STAG Industrial reported a robust fourth‑quarter 2025 performance, with net income rising 63.9% to $83.4 million and core funds from operations (FFO) climbing 11.4% to $126.5 million. The company’s full‑year 2025 results also improved, with net income up 44.6% to $273.4 million and core FFO reaching $486.9 million, a 9.1% increase from the prior year.
The earnings beat was driven by a combination of strong leasing activity and disciplined cost management. STAG signed 3.0 million square feet of operating portfolio leases in Q4 2025, a 23% increase over the same period in 2024, and reported a cash rent change of 16.3% and a straight‑line rent change of 27.4%. These gains in leasing spread and rent growth translated into a core FFO per share of $0.66 for the quarter, up 8.2% from $0.61 in 2024, and $2.55 for the year, a 6.3% rise from $2.40.

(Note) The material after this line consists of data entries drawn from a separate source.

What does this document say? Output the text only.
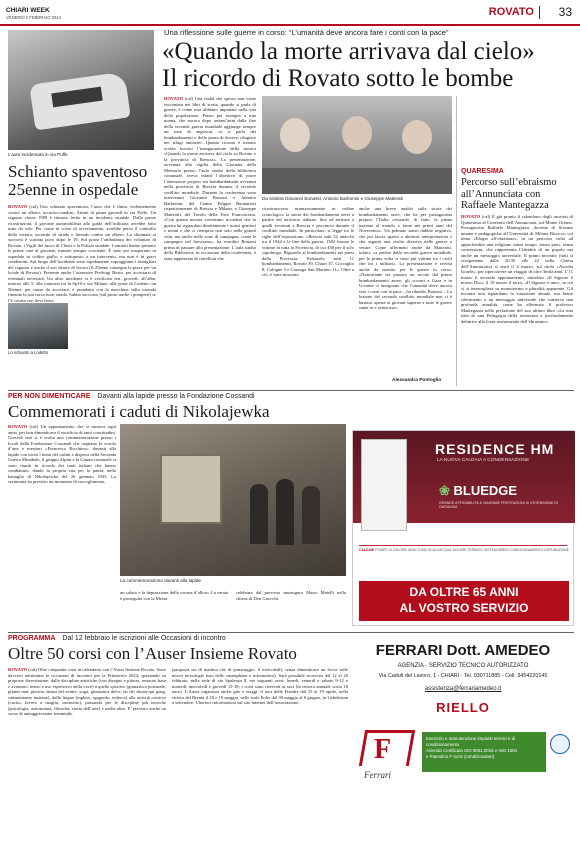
CHIARI WEEK
VENERDÌ 2 FEBBRAIO 2024	ROVATO 33
L’auto incidentata in via Poffe
Schianto spaventoso 25enne in ospedale
ROVATO (cal) Uno schianto spaventoso, l’auto che è finita, violentemente contro un albero, accartocciandosi. Attimi di paura giovedì in via Poffe. Un ragazzo classe 1999 è rimasto ferito in un incidente stradale. Dalle prime ricostruzioni, il giovane automobilista alla guida dell’utilitaria avrebbe fatto tutto da solo. Per cause in corso di accertamento, avrebbe perso il controllo della vettura, uscendo di strada e finendo contro un albero. La chiamata ai soccorsi è scattata poco dopo le 19, Sul posto l’ambulanza dei volontari di Rovato, i Vigili del fuoco di Chiari e la Polizia stradale. I sanitari hanno prestato le prime cure al giovane, rimasto sempre cosciente. È stato poi trasportato in ospedale in codice giallo, e sottoposto a un intervento, ma non è in gravi condizioni. Sul luogo dell’incidente sono rapidamente sopraggiunti i famigliari del ragazzo e anche il suo datore di lavoro (il 25enne consegna le pizze per un locale di Rovato). Presente anche l’assessore Pierluigi Bosio, per accertarsi di eventuali necessità. Un altro incidente si è verificato ieri, giovedì, all’alba, intorno alle 5, alla rotatoria tra la Sp16 e via Milano, alle porte di Lodetto: un 56enne, per cause da accertare, è piombato con la macchina sulla rotonda finendo la sua corsa fuori strada. Subito soccorso (sul posto anche i pompieri) se l’è cavata con lievi ferite.
Lo schianto a Lodetto
Una riflessione sulle guerre in corso: “L’umanità deve ancora fare i conti con la pace”
«Quando la morte arrivava dal cielo»
Il ricordo di Rovato sotto le bombe
ROVATO (cal) Una realtà che spesso non viene raccontata nei libri di storia, quando si parla di guerre, è come esse abbiano impattato nella vita della popolazione. Penso per esempio a mia nonna, che ancora dopo settant’anni dalla fine della seconda guerra mondiale aggiunge sempre un tono di angoscia, se si parla dei bombardamenti e della paura di doversi rifugiare nei rifugi antiaerei. Quanto riconta è tornato vivido mostro l’inaugurazione della mostra «Quando la morte arrivava dal cielo su Rovato e la provincia di Brescia». La presentazione, avvenuta alla vigilia della Giornata della Memoria presso l’aula studio della biblioteca comunale, aveva infatti l’obiettivo di porre l’attenzione proprio sui bombardamenti avvenuti nella provincia di Brescia durante il secondo conflitto mondiale. Durante la conferenza sono intervenuti Giovanni Bonassi e Antonio Barbonini, del Centro Filippo Buonarroti rispettivamente di Brescia e Milano, e Giuseppe Matteotti, del Tavolo della Pace Franciacorta. «Con questa mostra vorremmo ricordare che la guerra ha riguardato direttamente i nostri genitori e nonni e che ci riempiva non solo nelle grandi città, ma anche nelle zone di campagna, come le campagne nel bresciano», ha esordito Bonassi prima di passare alla presentazione. L’aula studio della Biblioteca, in occasione della conferenza, è stata tappezzata di cartelloni che
Da sinistra Giovanni Bonassi, Antonio Barbonini e Giuseppe Matteotti
ricostruiscono minuziosamente in ordine cronologico la storia dei bombardamenti aerei a partire dal territorio italiano, fino ad arrivare a quelli avvenuti a Brescia e provincia durante il conflitto mondiale. In particolare, si legge tra le righe dell’esposizione, «Brescia subì 52 attacchi tra il 1944 e la fine della guerra, 1302 furono le vittime in tutta la Provincia, di cui 438 per il solo capoluogo. Riguardo ai bombardamenti nei paesi della Provincia: Palazzolo subì 11 bombardamenti, Rovato 39, Chiari 37, Coccaglio 8, Cologne 3 e Cazzago San Martino 11». Oltre a ciò, è stata mostrata
anche una breve analisi sulla storia dei bombardamenti aerei, che ha per protagonista proprio l’Italia «essendo, di fatto, la prima nazione al mondo a farne nei primi anni del Novecento». Un pelmato senso dubbio negativo, che poi lascia spazio a ulteriori interpretazioni e che seguirà una svolta decisiva nelle guerre a venire. Come affermato anche da Matteotti, infatti, «a partire dalla seconda guerra mondiale, per la prima volta ci sono più vittime tra i civili che tra i militari». La presentazione è servita anche da monito per le guerre in corso. «Nonostante sia passato un secolo dal primo bombardamento aereo, gli scontri a Gaza e in Ucraina ci insegnano che l’umanità deve ancora fare i conti con la pace – ha ribadito Bonassi – La lezione del secondo conflitto mondiale non ci è bastata, aperta ai giovani saperne a tutte le guerre santa se e senza ma».
Alessandra Pontoglio
QUARESIMA
Percorso sull’ebraismo all’Annunciata con Raffaele Mantegazza
ROVATO (cal) È già pronto il calendario degli incontri di Quaresima al Convento dell’Annunciata, sul Monte Orfano. Protagonista Raffaele Mantegazza, docente di Scienze umane e pedagogiche all’Università di Milano Bicocca, col tema «Elogio all’ebraismo», in un percorso volto ad approfondire una religione senza tempo, senza preti, senza conversioni, che rappresenta l’identità di un popolo ma anche un messaggio universale. Il primo incontro (tutti si svolgeranno dalle 20.30 alle 22 nella Chiesa dell’Annunciata) si terrà il 4 marzo, sul titolo «Ascolta Israele», per ripercorrere un viaggio di oltre 3mila anni. L’11 marzo il secondo appuntamento, intitolato «Il Signore è nostro Dio»; il 18 marzo il terzo, «Il Signore è uno», in cui ci si interrogherà su monoteismo e pluralità apparente. Gli incontri non riguardano la situazione attuale, ma fanno riferimento a un messaggio universale che conserva una profonda attualità, come ha affermato il professor Mantegazza nella prefazione del suo ultimo libro «La mia idea di una Pedagogia della resistenza e profondamente debitrice alla forza resistenziale dell’ebraismo».
PER NON DIMENTICARE Davanti alla lapide presso la Fondazione Cossandi
Commemorati i caduti di Nikolajewka
ROVATO (cal) Un appuntamento che si rinnova ogni anno, per non dimenticare il sacrificio di tanti concittadini. Giovedì sera si è svolta una commemorazione presso i locali della Fondazione Cossandi che ospitano la scuola d’arte e mestieri «Francesco Ricchino»: davanti alla lapide con incisi i nomi dei caduti e dispersi nella Seconda Guerra Mondiale, il gruppo Alpini e la Giunta comunale si sono riuniti in ricordo dei tanti italiani che hanno combattuto, dando la propria vita per la patria, nella battaglia di Nikolajewka del 26 gennaio 1943. La cerimonia ha previsto un momento di raccoglimento,
La commemorazione davanti alla lapide
un saluto e la deposizione della corona d’alloro. La serata è proseguita con la Messa
celebrata dal prevosto monsignor Mario Metelli nella chiesa di Don Goocchi.
RESIDENCE HM
LA NUOVA CALDAIA A CONDENSAZIONE
❀ BLUEDGE
GRANDE AFFIDABILITÀ E MASSIME PRESTAZIONI DI ESTENSIONE DI GARANZIA
CALDAIE POMPE DI CALORE ARIA CLIMA SCALDACQUA SOLARE TERMICO SISTEMI IBRIDI CONDIZIONAMENTO DEPURAZIONE
DA OLTRE 65 ANNI
AL VOSTRO SERVIZIO
PROGRAMMA Dal 12 febbraio le iscrizioni alle Occasioni di incontro
Oltre 50 corsi con l’Auser Insieme Rovato
ROVATO (cal) Oltre cinquanta corsi in calendario con l’Auser Insieme Rovato. Sono davvero tantissime le occasioni di incontro per la Primavera 2024, spaziando su proposte diversissime: dalle discipline artistiche (con disegno e pittura, restauro base e avanzato, teatro e uso espressivo della voce) a quelle sportive (ginnastica posturale, pilates mat, piscina, danza del ventre, yoga, ginnastica dolce, tai chi chuan-qui gong, camminiamo insieme), dalle lingue (inglese, spagnolo, tedesco) alle attività creative (cucito, lavoro a maglia, uncinetto), passando per le discipline più teoriche (psicologia, astronomia, filosofia, storia dell’arte) e molte altre. E’ previsto anche un corso di antiaggressione femminile
(proposta sia di mattina che di pomeriggio, il mercoledì), senza dimenticare un focus sulle nuove tecnologie (uso dello smartphone e informatica). Sarà possibile iscriversi dal 12 al 20 febbraio, nella sede di via Spalenza 8, nei seguenti orari: lunedì, venerdì e sabato 9-12 e martedì, mercoledì e giovedì 15-18; i corsi sono riservati ai soci (la tessera annuale costa 18 euro). L’Auser organizza anche gite e viaggi: il tour delle Fiandre dal 15 al 19 aprile, nella riviera del Brenta il 18 e 19 maggio, nelle isole Eolie dal 30 maggio al 6 giugno, in Uzbekistan a settembre. Ulteriori informazioni sul sito internet dell’associazione.
FERRARI Dott. AMEDEO
AGENZIA - SERVIZIO TECNICO AUTORIZZATO
Via Caduti del Lavoro, 1 - CHIARI - Tel. 030711885 - Cell. 3454220145
assistenza@ferrariamedeo.it
RIELLO
F
Ferrari
Esercizio e manutenzione impianti termici e di condizionamento
Azienda Certificata ISO 9001:2015 e ISO 1504
e Patentino F-GAS (condizionatori)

Management highlighted the company’s operational discipline, noting that “The Company generated strong operating results driven by heightened leasing activity, prudent capital allocation, and healthy Same Store Cash NOI growth. Our continued focus on financial and operational discipline provides a solid foundation for STAG in 2026.” CEO Bill Crooker added, “We are seeing real demand. We’re seeing tenants make decisions, lease space. We think that the market is going to flip, and when it starts to flip, it’s going to flip pretty quickly in the landlord’s favor.” CFO Matts Pinard confirmed the FFO figures, stating, “Core FFO per share was $0.66 for the quarter and $2.55 for the year, representing an increase of 6.3% as compared to 2024. Included in core FFO for the quarter are two one‑time items that contributed approximately $0.01 to core FFO per share.”

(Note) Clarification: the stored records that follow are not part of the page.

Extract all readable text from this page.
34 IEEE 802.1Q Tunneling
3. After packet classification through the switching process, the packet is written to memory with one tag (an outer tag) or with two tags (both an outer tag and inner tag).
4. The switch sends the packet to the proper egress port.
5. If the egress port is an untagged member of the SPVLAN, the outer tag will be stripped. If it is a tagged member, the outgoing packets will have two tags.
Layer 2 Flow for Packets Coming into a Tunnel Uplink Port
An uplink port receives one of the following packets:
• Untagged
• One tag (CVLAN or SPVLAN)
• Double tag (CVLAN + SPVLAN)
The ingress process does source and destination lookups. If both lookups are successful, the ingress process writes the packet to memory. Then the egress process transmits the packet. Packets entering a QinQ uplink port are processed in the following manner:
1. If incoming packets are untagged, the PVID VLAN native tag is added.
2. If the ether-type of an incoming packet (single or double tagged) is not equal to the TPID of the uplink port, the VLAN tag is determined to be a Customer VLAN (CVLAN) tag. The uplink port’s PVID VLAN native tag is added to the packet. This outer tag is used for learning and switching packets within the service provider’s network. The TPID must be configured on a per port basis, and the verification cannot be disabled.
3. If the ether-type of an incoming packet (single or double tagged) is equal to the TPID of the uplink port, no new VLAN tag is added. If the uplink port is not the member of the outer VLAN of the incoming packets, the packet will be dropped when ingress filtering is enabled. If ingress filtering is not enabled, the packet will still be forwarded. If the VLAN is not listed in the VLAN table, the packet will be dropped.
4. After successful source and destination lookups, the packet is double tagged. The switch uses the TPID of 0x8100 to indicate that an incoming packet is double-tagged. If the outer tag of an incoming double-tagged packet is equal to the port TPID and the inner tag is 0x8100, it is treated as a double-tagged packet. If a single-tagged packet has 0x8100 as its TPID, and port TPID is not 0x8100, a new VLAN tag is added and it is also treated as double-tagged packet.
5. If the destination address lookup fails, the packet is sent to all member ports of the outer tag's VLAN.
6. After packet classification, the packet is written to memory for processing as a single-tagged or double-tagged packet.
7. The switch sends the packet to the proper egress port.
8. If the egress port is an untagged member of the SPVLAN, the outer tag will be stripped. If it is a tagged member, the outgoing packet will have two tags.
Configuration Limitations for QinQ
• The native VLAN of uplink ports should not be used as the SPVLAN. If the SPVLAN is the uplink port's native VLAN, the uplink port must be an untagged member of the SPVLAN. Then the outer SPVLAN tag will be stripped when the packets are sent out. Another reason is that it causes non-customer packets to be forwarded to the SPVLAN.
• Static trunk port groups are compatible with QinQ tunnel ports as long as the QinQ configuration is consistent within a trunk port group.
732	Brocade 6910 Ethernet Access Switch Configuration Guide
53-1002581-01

The company also completed seven acquisitions totaling $285.9 million, adding 2.24 million square feet to its portfolio. These strategic moves, combined with the leasing momentum, underpin STAG’s guidance for 2026, which projects core FFO per share between $2.60 and $2.64, a modest 2.0% to 3.5% increase from 2025. The guidance signals management’s confidence in sustaining growth amid a tightening supply environment and favorable rent dynamics.
Market reaction to the results was mixed; investors noted the significant earnings and revenue beats but also weighed valuation concerns. The company’s 4% dividend increase, the largest since 2014, was viewed as a positive sign of confidence in its cash‑flow generation and long‑term stability.
The earnings release underscores STAG Industrial’s continued operational strength and strategic focus on high‑quality, single‑tenant industrial assets, positioning the company for sustained growth in a market where supply constraints and tenant demand remain favorable.